Thursday, 30 June 2016
Last updated 13 hours ago
Feb 8 2013 | 4:32am ET
Three hours was not enough for William Ackman to make his case against nutritional supplements company Herbalife. The Pershing Square Capital Management founder needed 40 pages, as well.
The activist hedge fund manager, who in December shook Herbalife with a long presentation concluding that the company is a pyramid scheme, yesterday further questioned Herbalife's business model.
The document, posted on the Internet, followed Herbalife's effort to blunt Ackman's criticism with new disclosures.
Ackman, who has a $1 billion short bet against Herbalife, was not impressed, questioning the firm's "commitment to total transparency" and saying the new disclosure "confirms the material inadequacy of previous" reports on compensation. He also ridiculed CEO Michael Johnson's comparison of Herbalife to the sale of Girl Scout cookies.
"When Girl Scouts sell cookies, do 11 levels of 'upline' Girl Scouts receive sales commissions? Do the top 1% of Girl Scouts receive 88% of the award badges? How many former Girl Scouts have sued the Girl Scouts' organization and accused it of running a pyramid scheme?"
"What proof can the company provide that bona fide retail sales (defined as sales to non-distributors) at sufficient points occur such that Herbalife's distributors obtain their monetary benefits primarily from sales to independent, third-party retail customers rather than from recruiting rewards?" Pershing Square continued.

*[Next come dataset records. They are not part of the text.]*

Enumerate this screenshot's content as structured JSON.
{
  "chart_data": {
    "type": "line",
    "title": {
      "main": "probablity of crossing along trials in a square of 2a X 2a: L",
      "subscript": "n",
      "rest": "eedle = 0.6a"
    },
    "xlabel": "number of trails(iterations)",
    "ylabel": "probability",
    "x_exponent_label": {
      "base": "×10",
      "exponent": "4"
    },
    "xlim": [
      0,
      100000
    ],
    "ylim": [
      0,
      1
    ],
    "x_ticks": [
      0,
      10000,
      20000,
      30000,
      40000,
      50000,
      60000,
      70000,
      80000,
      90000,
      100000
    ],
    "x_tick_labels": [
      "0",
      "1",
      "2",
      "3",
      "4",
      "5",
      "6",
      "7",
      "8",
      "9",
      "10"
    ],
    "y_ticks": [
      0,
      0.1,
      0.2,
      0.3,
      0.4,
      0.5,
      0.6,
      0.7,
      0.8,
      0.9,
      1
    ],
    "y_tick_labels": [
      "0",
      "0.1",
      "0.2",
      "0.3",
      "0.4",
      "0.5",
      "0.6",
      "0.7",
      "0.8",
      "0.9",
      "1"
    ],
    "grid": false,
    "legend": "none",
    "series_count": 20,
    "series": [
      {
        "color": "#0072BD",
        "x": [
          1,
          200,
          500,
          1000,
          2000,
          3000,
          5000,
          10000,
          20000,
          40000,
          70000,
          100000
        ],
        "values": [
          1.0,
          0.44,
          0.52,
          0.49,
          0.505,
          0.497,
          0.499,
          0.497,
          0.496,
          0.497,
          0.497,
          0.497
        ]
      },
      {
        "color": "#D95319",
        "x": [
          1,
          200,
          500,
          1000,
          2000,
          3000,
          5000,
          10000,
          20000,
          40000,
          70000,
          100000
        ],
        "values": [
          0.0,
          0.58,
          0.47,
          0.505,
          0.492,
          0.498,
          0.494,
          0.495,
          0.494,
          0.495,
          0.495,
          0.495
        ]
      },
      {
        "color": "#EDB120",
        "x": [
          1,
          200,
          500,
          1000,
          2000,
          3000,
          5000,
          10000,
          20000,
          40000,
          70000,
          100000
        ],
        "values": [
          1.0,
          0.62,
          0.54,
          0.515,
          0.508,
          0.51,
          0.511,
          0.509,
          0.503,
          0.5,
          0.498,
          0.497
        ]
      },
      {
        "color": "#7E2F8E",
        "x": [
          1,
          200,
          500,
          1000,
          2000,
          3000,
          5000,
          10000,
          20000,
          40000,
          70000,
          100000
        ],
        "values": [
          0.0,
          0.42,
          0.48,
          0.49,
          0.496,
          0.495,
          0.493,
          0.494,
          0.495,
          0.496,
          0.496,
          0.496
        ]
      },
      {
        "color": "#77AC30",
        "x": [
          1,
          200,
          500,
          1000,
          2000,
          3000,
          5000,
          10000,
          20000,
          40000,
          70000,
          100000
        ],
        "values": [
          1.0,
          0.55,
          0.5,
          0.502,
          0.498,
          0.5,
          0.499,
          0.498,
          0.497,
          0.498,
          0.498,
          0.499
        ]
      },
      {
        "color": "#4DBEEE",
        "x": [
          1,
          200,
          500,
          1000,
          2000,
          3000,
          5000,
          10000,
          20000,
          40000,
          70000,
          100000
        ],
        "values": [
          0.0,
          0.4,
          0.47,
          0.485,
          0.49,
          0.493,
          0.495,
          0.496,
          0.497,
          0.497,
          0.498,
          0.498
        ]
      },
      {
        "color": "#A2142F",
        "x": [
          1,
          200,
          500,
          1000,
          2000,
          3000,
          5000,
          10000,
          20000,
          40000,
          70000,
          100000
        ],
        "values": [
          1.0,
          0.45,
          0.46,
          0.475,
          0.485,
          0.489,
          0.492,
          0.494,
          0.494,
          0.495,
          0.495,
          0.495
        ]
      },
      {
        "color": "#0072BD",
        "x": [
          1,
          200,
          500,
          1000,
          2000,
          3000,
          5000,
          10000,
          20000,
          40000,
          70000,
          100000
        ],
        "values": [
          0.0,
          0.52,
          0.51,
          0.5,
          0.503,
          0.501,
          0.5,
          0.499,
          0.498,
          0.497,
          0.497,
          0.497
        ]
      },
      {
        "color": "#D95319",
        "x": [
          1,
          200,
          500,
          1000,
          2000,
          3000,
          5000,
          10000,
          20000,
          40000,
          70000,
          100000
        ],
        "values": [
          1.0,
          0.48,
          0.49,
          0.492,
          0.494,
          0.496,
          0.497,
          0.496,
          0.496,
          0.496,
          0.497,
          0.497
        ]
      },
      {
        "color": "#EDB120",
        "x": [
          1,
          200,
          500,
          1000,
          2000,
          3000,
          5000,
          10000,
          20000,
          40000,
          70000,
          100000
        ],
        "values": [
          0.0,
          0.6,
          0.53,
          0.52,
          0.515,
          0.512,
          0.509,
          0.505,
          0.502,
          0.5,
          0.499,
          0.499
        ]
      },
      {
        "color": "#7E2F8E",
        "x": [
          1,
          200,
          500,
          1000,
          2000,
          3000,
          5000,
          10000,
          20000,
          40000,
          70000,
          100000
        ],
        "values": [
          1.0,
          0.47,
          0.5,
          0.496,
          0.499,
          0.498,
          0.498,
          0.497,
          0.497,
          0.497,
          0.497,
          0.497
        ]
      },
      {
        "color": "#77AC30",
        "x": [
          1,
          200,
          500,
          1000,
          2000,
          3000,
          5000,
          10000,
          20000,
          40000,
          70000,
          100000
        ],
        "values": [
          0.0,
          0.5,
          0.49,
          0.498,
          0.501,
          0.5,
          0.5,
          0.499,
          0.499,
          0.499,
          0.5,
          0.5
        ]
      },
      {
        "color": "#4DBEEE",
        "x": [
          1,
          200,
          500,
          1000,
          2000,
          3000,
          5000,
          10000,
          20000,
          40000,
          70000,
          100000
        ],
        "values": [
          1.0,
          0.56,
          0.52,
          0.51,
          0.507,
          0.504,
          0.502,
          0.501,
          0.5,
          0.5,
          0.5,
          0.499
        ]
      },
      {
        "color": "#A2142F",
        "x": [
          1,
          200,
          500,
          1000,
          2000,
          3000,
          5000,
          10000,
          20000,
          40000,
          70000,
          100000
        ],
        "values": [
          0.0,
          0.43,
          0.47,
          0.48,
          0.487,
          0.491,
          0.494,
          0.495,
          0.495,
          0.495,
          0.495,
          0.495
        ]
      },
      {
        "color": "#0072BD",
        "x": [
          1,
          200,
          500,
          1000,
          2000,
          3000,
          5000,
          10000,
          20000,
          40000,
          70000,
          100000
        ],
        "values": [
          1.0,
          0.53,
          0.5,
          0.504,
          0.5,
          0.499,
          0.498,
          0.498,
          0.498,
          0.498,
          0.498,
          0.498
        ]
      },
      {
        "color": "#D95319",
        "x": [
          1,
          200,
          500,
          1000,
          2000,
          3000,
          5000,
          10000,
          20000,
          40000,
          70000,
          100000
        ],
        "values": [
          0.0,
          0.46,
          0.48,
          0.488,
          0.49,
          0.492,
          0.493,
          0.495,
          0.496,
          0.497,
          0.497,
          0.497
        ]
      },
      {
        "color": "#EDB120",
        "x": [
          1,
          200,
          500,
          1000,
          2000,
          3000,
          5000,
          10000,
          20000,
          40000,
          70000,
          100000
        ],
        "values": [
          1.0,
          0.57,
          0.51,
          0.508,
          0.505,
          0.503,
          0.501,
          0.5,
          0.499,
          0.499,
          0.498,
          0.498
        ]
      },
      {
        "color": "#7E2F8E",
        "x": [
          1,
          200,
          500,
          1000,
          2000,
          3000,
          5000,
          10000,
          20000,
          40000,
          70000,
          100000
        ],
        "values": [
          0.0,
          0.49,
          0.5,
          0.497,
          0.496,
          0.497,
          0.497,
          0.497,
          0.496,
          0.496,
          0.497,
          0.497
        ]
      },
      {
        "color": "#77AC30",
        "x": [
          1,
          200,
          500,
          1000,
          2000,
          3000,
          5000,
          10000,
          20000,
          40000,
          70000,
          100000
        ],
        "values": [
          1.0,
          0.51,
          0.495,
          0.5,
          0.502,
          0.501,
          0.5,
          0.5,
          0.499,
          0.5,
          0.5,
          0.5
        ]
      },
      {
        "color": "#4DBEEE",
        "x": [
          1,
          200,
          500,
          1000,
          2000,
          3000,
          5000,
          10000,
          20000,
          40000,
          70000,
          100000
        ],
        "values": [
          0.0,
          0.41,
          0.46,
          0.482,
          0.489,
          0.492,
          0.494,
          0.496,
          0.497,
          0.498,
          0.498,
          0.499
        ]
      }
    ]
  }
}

"Herbalife is a financially strong and successful global nutrition company, having created meaningful value for shareholders, significant opportunities for distributors and positively impacted the lives and health of consumers since our founding in 1980," a spokeswoman for Herbalife said. "Pershing Square's latest tome is motivated by a reckless $1 billion short bet."
According to one of Ackman's fellow hedge fund managers, the markets are siding with Herbalife.
"The market has voted with an excess of buy orders as to the invalidity of Ackman's inquiries," Chapman Capital founder Robert Chapman said. "Like with a virus, Herbalife Stock is becoming immune to Ackman's bad medicine."
Chapman isn’t the only hedge fund manager with a long position in Herbalife: Third Point has taken an 8% stake in the company, and Carl Icahn has publicly questioned Ackman's methods.